Немалый убыток понесли мы и в наших трудах, которые собирались напечатать… А потому просим дружески ваше великолепие проучить сего доктора Франциска Скорину за нанесенную нам лично и подданным нашим обиду. Упомянутого же иудея как можно скорее возвратите нам. За это мы готовы отплатить любой услугой. Шлем пожелание наилучшего здоровья вам с супругой и детьми вашими.
Дано в Кенигсберге 26 мая. Года от рождения господа нашего Исуса Христа 1530…»

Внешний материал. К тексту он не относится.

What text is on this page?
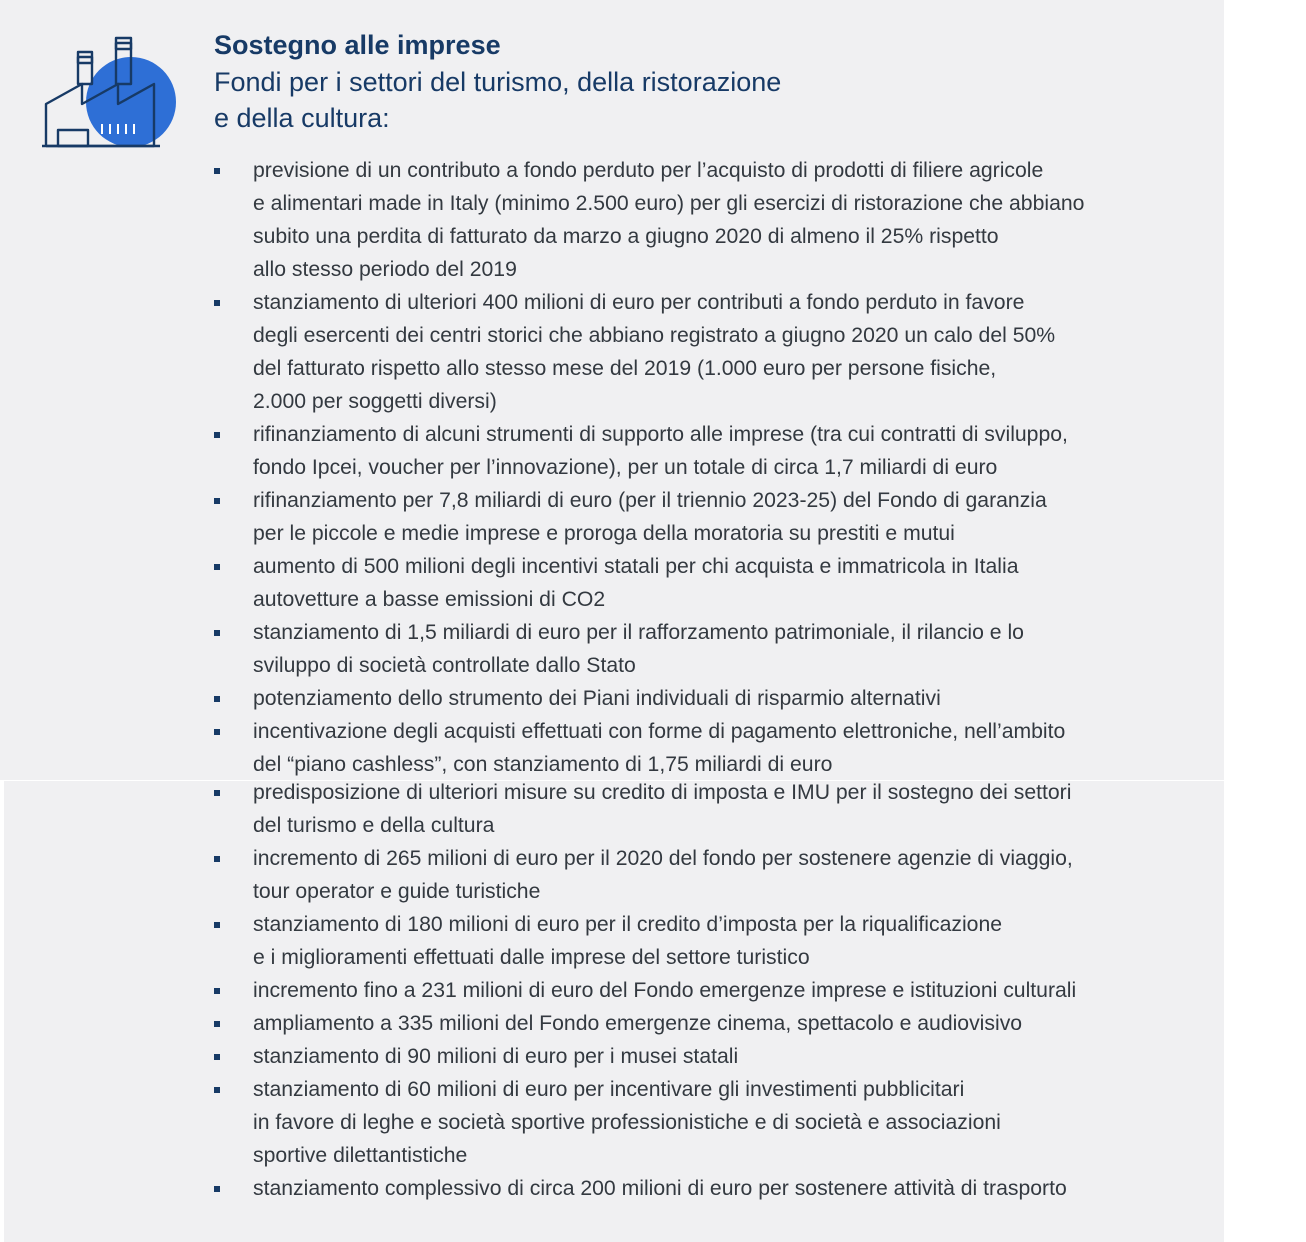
Sostegno alle imprese
Fondi per i settori del turismo, della ristorazione
e della cultura:
previsione di un contributo a fondo perduto per l’acquisto di prodotti di filiere agricole
e alimentari made in Italy (minimo 2.500 euro) per gli esercizi di ristorazione che abbiano
subito una perdita di fatturato da marzo a giugno 2020 di almeno il 25% rispetto
allo stesso periodo del 2019
stanziamento di ulteriori 400 milioni di euro per contributi a fondo perduto in favore
degli esercenti dei centri storici che abbiano registrato a giugno 2020 un calo del 50%
del fatturato rispetto allo stesso mese del 2019 (1.000 euro per persone fisiche,
2.000 per soggetti diversi)
rifinanziamento di alcuni strumenti di supporto alle imprese (tra cui contratti di sviluppo,
fondo Ipcei, voucher per l’innovazione), per un totale di circa 1,7 miliardi di euro
rifinanziamento per 7,8 miliardi di euro (per il triennio 2023-25) del Fondo di garanzia
per le piccole e medie imprese e proroga della moratoria su prestiti e mutui
aumento di 500 milioni degli incentivi statali per chi acquista e immatricola in Italia
autovetture a basse emissioni di CO2
stanziamento di 1,5 miliardi di euro per il rafforzamento patrimoniale, il rilancio e lo
sviluppo di società controllate dallo Stato
potenziamento dello strumento dei Piani individuali di risparmio alternativi
incentivazione degli acquisti effettuati con forme di pagamento elettroniche, nell’ambito
del “piano cashless”, con stanziamento di 1,75 miliardi di euro
predisposizione di ulteriori misure su credito di imposta e IMU per il sostegno dei settori
del turismo e della cultura
incremento di 265 milioni di euro per il 2020 del fondo per sostenere agenzie di viaggio,
tour operator e guide turistiche
stanziamento di 180 milioni di euro per il credito d’imposta per la riqualificazione
e i miglioramenti effettuati dalle imprese del settore turistico
incremento fino a 231 milioni di euro del Fondo emergenze imprese e istituzioni culturali
ampliamento a 335 milioni del Fondo emergenze cinema, spettacolo e audiovisivo
stanziamento di 90 milioni di euro per i musei statali
stanziamento di 60 milioni di euro per incentivare gli investimenti pubblicitari
in favore di leghe e società sportive professionistiche e di società e associazioni
sportive dilettantistiche
stanziamento complessivo di circa 200 milioni di euro per sostenere attività di trasporto
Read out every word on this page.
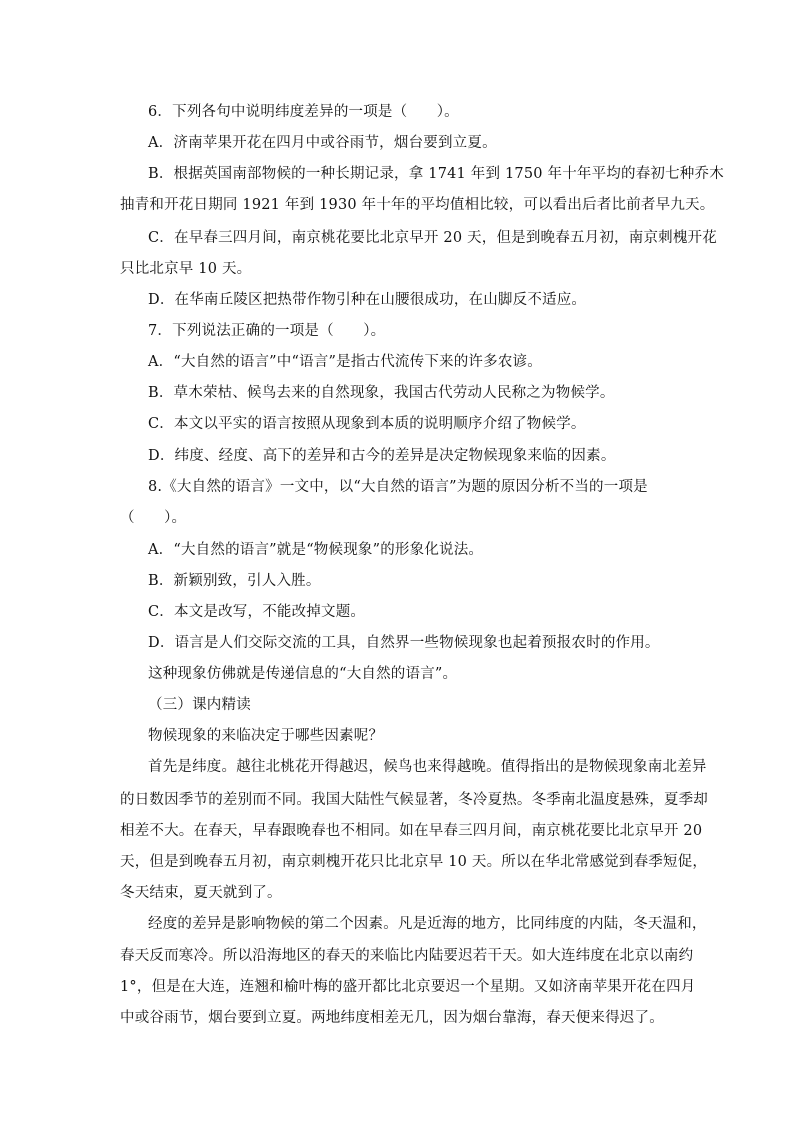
6．下列各句中说明纬度差异的一项是（　　）。
A．济南苹果开花在四月中或谷雨节，烟台要到立夏。
B．根据英国南部物候的一种长期记录，拿 1741 年到 1750 年十年平均的春初七种乔木
抽青和开花日期同 1921 年到 1930 年十年的平均值相比较，可以看出后者比前者早九天。
C．在早春三四月间，南京桃花要比北京早开 20 天，但是到晚春五月初，南京刺槐开花
只比北京早 10 天。
D．在华南丘陵区把热带作物引种在山腰很成功，在山脚反不适应。
7．下列说法正确的一项是（　　）。
A．“大自然的语言”中“语言”是指古代流传下来的许多农谚。
B．草木荣枯、候鸟去来的自然现象，我国古代劳动人民称之为物候学。
C．本文以平实的语言按照从现象到本质的说明顺序介绍了物候学。
D．纬度、经度、高下的差异和古今的差异是决定物候现象来临的因素。
8.《大自然的语言》一文中，以“大自然的语言”为题的原因分析不当的一项是
（　　）。
A．“大自然的语言”就是“物候现象”的形象化说法。
B．新颖别致，引人入胜。
C．本文是改写，不能改掉文题。
D．语言是人们交际交流的工具，自然界一些物候现象也起着预报农时的作用。
这种现象仿佛就是传递信息的“大自然的语言”。
（三）课内精读
物候现象的来临决定于哪些因素呢？
首先是纬度。越往北桃花开得越迟，候鸟也来得越晚。值得指出的是物候现象南北差异
的日数因季节的差别而不同。我国大陆性气候显著，冬冷夏热。冬季南北温度悬殊，夏季却
相差不大。在春天，早春跟晚春也不相同。如在早春三四月间，南京桃花要比北京早开 20
天，但是到晚春五月初，南京刺槐开花只比北京早 10 天。所以在华北常感觉到春季短促，
冬天结束，夏天就到了。
经度的差异是影响物候的第二个因素。凡是近海的地方，比同纬度的内陆，冬天温和，
春天反而寒冷。所以沿海地区的春天的来临比内陆要迟若干天。如大连纬度在北京以南约
1°，但是在大连，连翘和榆叶梅的盛开都比北京要迟一个星期。又如济南苹果开花在四月
中或谷雨节，烟台要到立夏。两地纬度相差无几，因为烟台靠海，春天便来得迟了。
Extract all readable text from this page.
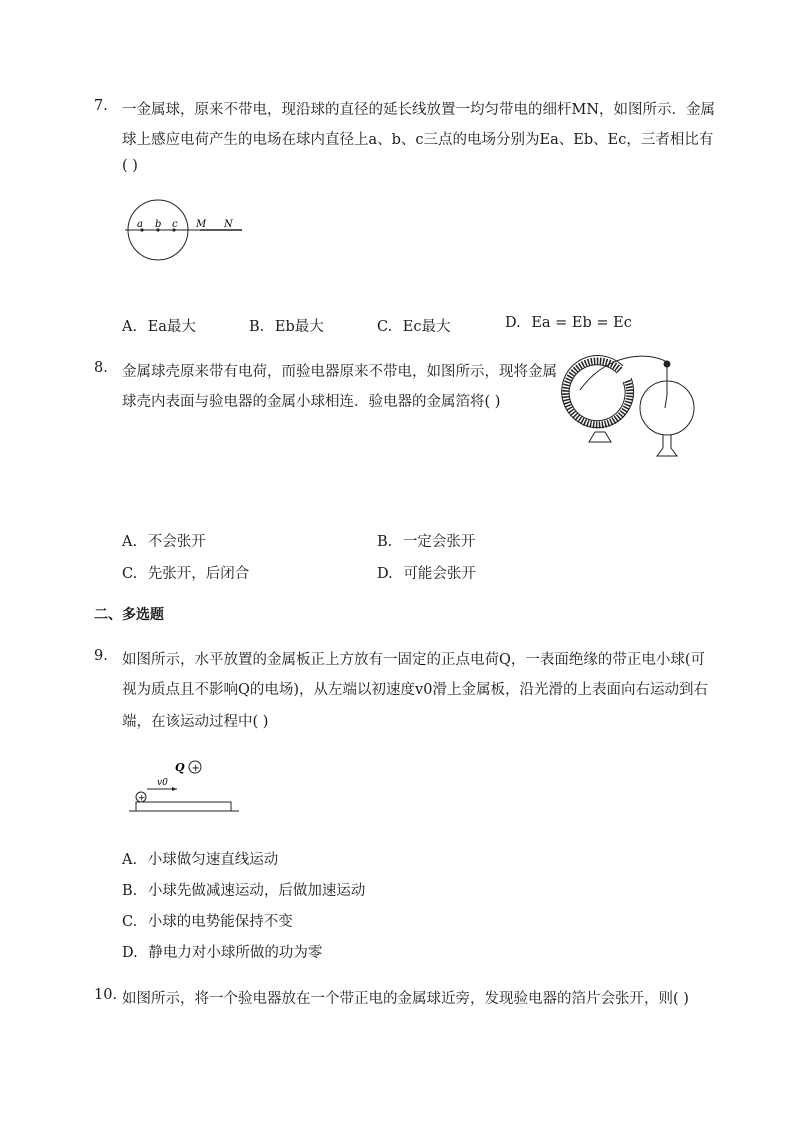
7. 一金属球，原来不带电，现沿球的直径的延长线放置一均匀带电的细杆MN，如图所示．金属
球上感应电荷产生的电场在球内直径上a、b、c三点的电场分别为Ea、Eb、Ec，三者相比有
( )
a b c M N
A. Ea最大	B. Eb最大	C. Ec最大	D. Ea = Eb = Ec
8. 金属球壳原来带有电荷，而验电器原来不带电，如图所示，现将金属
球壳内表面与验电器的金属小球相连．验电器的金属箔将( )
A. 不会张开	B. 一定会张开
C. 先张开，后闭合	D. 可能会张开
二、多选题
9. 如图所示，水平放置的金属板正上方放有一固定的正点电荷Q，一表面绝缘的带正电小球(可
视为质点且不影响Q的电场)，从左端以初速度v0滑上金属板，沿光滑的上表面向右运动到右
端，在该运动过程中( )
Q +
v0
+
A. 小球做匀速直线运动
B. 小球先做减速运动，后做加速运动
C. 小球的电势能保持不变
D. 静电力对小球所做的功为零
10. 如图所示，将一个验电器放在一个带正电的金属球近旁，发现验电器的箔片会张开，则( )
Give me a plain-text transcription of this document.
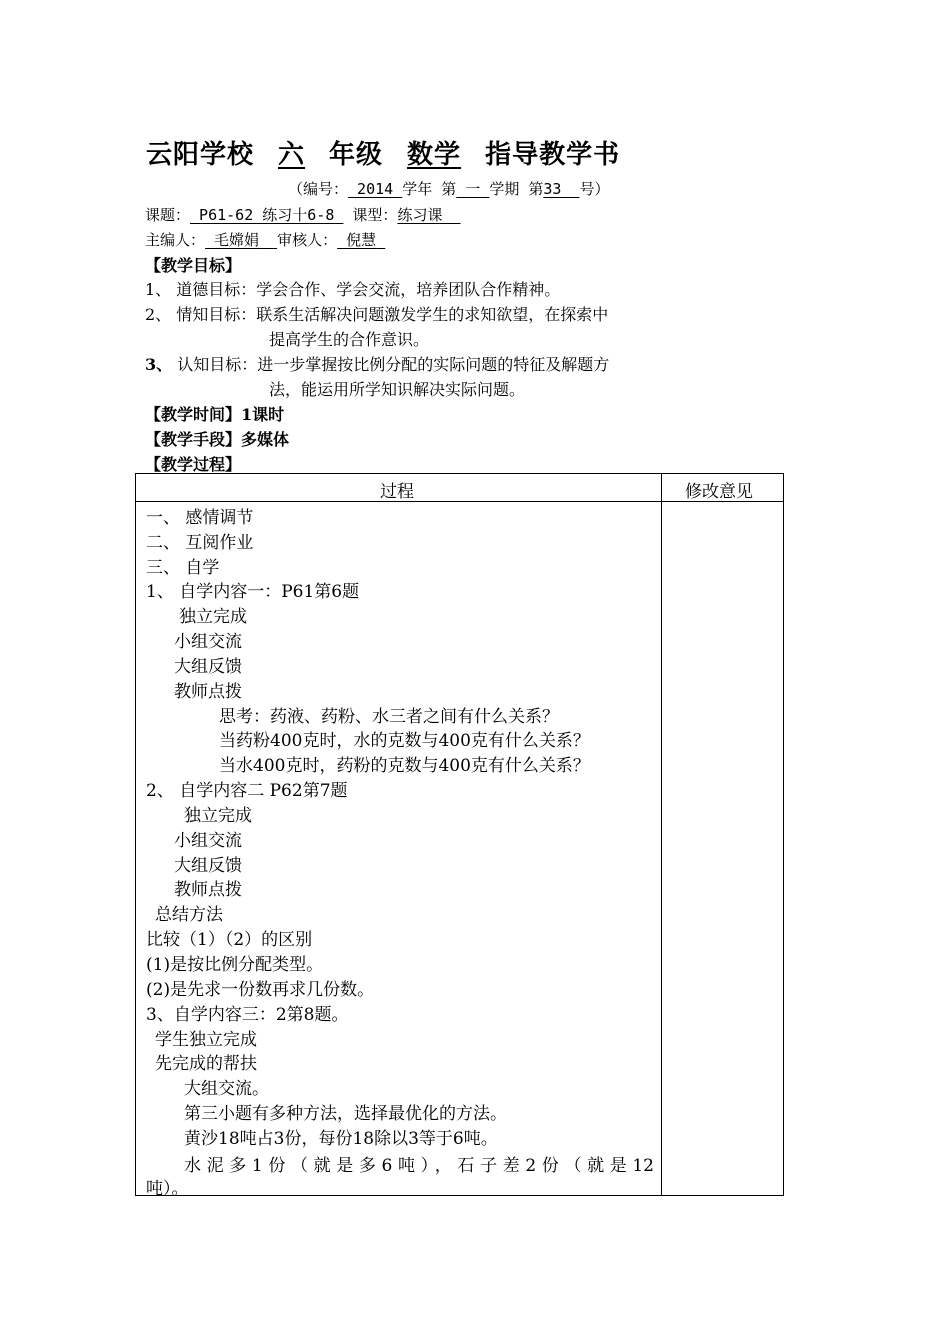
云阳学校 六 年级 数学 指导教学书
（编号： 2014 学年 第 一 学期 第33 号）
课题： P61-62 练习十6-8 课型：练习课
主编人： 毛嫦娟 审核人： 倪慧
【教学目标】
1、 道德目标：学会合作、学会交流，培养团队合作精神。
2、 情知目标：联系生活解决问题激发学生的求知欲望，在探索中
提高学生的合作意识。
3、 认知目标：进一步掌握按比例分配的实际问题的特征及解题方
法，能运用所学知识解决实际问题。
【教学时间】1课时
【教学手段】多媒体
【教学过程】
过程	修改意见
一、 感情调节
二、 互阅作业
三、 自学
1、 自学内容一：P61第6题
独立完成
小组交流
大组反馈
教师点拨
思考：药液、药粉、水三者之间有什么关系？
当药粉400克时，水的克数与400克有什么关系？
当水400克时，药粉的克数与400克有什么关系？
2、 自学内容二 P62第7题
独立完成
小组交流
大组反馈
教师点拨
总结方法
比较（1）（2）的区别
(1)是按比例分配类型。
(2)是先求一份数再求几份数。
3、自学内容三：2第8题。
学生独立完成
先完成的帮扶
大组交流。
第三小题有多种方法，选择最优化的方法。
黄沙18吨占3份，每份18除以3等于6吨。
水泥多1份（就是多6吨），石子差2份（就是12
吨）。
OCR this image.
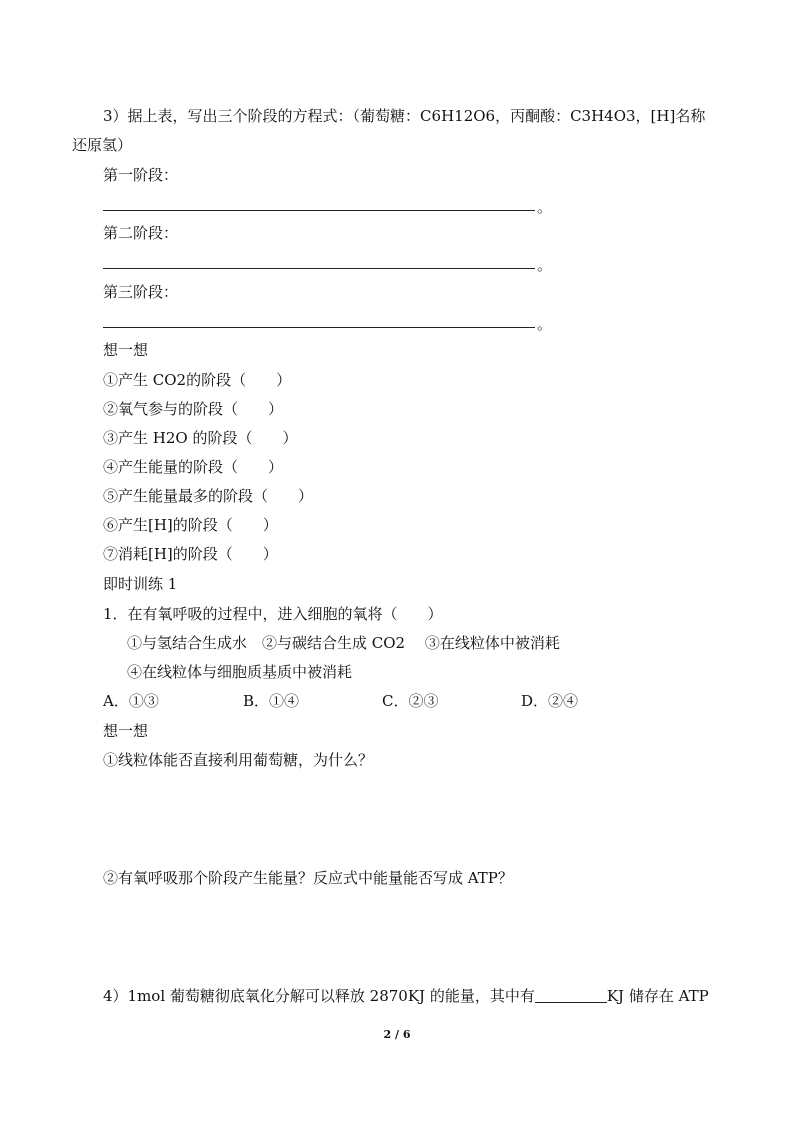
3）据上表，写出三个阶段的方程式：（葡萄糖：C6H12O6，丙酮酸：C3H4O3，[H]名称
还原氢）
第一阶段：
。
第二阶段：
。
第三阶段：
。
想一想
①产生 CO2的阶段（　　）
②氧气参与的阶段（　　）
③产生 H2O 的阶段（　　）
④产生能量的阶段（　　）
⑤产生能量最多的阶段（　　）
⑥产生[H]的阶段（　　）
⑦消耗[H]的阶段（　　）
即时训练 1
1．在有氧呼吸的过程中，进入细胞的氧将（　　）
①与氢结合生成水　②与碳结合生成 CO2　 ③在线粒体中被消耗
④在线粒体与细胞质基质中被消耗
A．①③	B．①④	C．②③	D．②④
想一想
①线粒体能否直接利用葡萄糖，为什么？
②有氧呼吸那个阶段产生能量？反应式中能量能否写成 ATP？
4）1mol 葡萄糖彻底氧化分解可以释放 2870KJ 的能量，其中有	KJ 储存在 ATP
2 / 6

Прочитав это письмо, привезенное гонцом из Пруссии, пан Гаштольд немедленно отправился к Рейхенбергу. Он встретил его на полдороге. Немец сидел на кровном арабском жеребце, покрытом красным чепраком. Хрипя и кося глаз, конь шел танцующим шагом, сдерживаемый властной рукой всадника. Слуги и приближенные сопровождали Рейхенберга. Барон любезно приветствовал воеводу.
– Я собирался посоветоваться с вашей мосцью, – сказал воевода.
Рейхенберг улыбнулся.
– Не о том ли письме, которое ясновельможный пан получил от прусского герцога? – осведомился он.
Воевода оторопел. Ему и в голову не могло прийти, что слуги барона частенько перехватывали у застав въезжающих в Вильну гонцов и насилием либо подкупом узнавали содержание адресованных Гаштольду посланий.
– Откуда это известно пану? – спросил воевода.
– Слуга короля, облеченный его доверием, обязан знать все, что происходит в государстве, – сказал немец уклончиво. – Что же намерены вы ответить герцогу?